Die vielleicht größte Leistung des Films, sowohl für amerikanische, als auch internationale Zuschauer, findet aber erst in den letzten 20 Minuten des Films statt, als der Kreis wieder geschlossen wird und die Handlungsstränge zum Ende geführt werden. Denn gerade als deutscher Zuschauer muss man diese Ereignisse vor dem Hintergrund betrachten, dass die USA nicht einmal ein ansatzweise funktionierendes Sozialsystem haben. Die Entstehung dieser Diskrepanz zwischen Europa und den USA liegt mehr als 70 Jahre zurück, als am Ende des zweiten Weltkrieges die Verfassungen von Deutschland, Italien und Japan neu geschrieben wurden. Durch den frühen Tod Franklin D. Roosevelts konnte dieser solche Reformen nicht mehr in seinem eigenen Land umsetzen, weshalb bspw. das Recht auf eine Wohnung, auf Grundversorgung, auf Rente (ok, das ist momentan auch problematisch) oder auf die Bildung von Gewerkschaften Selbstverständlichkeiten bei uns sind, aber nicht in den USA.

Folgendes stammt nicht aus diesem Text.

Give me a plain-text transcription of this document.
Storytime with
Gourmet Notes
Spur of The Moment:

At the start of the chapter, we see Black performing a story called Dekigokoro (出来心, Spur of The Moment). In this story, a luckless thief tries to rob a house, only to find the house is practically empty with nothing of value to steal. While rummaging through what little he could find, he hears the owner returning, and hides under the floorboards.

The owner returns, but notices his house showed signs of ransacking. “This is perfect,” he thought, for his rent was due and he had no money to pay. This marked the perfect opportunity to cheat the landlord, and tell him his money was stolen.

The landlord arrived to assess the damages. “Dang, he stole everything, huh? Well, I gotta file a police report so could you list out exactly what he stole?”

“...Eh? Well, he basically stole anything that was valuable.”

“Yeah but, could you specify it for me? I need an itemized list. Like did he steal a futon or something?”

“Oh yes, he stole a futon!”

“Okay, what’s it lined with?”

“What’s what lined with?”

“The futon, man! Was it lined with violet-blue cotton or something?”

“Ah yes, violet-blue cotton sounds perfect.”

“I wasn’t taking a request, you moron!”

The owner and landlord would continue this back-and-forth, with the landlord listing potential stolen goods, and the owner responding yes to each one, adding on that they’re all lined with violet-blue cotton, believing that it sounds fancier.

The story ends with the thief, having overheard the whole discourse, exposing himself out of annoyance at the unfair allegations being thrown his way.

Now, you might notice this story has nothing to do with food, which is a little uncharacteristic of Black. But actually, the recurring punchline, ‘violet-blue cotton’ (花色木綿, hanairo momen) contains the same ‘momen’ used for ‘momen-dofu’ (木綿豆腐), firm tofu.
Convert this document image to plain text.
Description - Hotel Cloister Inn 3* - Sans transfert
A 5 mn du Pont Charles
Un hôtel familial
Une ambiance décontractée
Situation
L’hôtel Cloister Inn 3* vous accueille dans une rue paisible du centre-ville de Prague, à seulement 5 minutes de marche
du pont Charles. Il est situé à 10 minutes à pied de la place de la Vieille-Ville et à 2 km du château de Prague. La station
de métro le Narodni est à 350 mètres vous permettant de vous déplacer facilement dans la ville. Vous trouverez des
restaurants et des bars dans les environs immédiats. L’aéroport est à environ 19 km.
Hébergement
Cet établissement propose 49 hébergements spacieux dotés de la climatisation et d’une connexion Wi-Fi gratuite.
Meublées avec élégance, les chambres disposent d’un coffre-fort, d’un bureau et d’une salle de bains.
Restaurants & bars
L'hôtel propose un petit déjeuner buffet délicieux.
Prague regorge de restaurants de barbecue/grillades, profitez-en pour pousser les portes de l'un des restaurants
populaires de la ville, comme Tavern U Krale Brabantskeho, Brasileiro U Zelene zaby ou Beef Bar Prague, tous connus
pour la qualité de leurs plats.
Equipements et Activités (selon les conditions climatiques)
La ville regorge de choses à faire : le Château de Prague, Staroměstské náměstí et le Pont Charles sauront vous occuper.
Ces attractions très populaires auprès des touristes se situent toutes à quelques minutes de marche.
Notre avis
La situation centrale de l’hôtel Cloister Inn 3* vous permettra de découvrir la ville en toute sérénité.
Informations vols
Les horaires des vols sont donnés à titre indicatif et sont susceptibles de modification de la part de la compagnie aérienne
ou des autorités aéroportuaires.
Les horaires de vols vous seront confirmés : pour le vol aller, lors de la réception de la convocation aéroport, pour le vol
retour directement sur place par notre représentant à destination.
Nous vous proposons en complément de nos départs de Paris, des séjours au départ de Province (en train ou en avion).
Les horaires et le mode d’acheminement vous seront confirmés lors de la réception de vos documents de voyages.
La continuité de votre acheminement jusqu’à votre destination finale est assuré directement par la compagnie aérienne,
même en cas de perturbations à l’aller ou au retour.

Der Film hat bei mir erreicht, dass ich unser Grundgesetzt jetzt noch mehr zu schätzen weiß, als ich es ohnehin schon getan habe - und zwar auch als Geschenk der USA an uns. Vielleicht können wir ihnen beim Aufbau eines Sozialstaats ebenfalls helfen, um ihre Großzügigkeit nach dem zweiten Weltkrieg zu erwidern. Aber durch die aktuellen Präsidentschaftsvorwahlen scheinen die amerikanischen Wähler alles zerstören zu wollen (und das ist noch nicht sehr viel), was Obama aufgebaut hat, was Journalisten und Filmemacher wie Michael Moore offengelegt haben und wofür die amerikanischen Arbeiter gekämpft haben.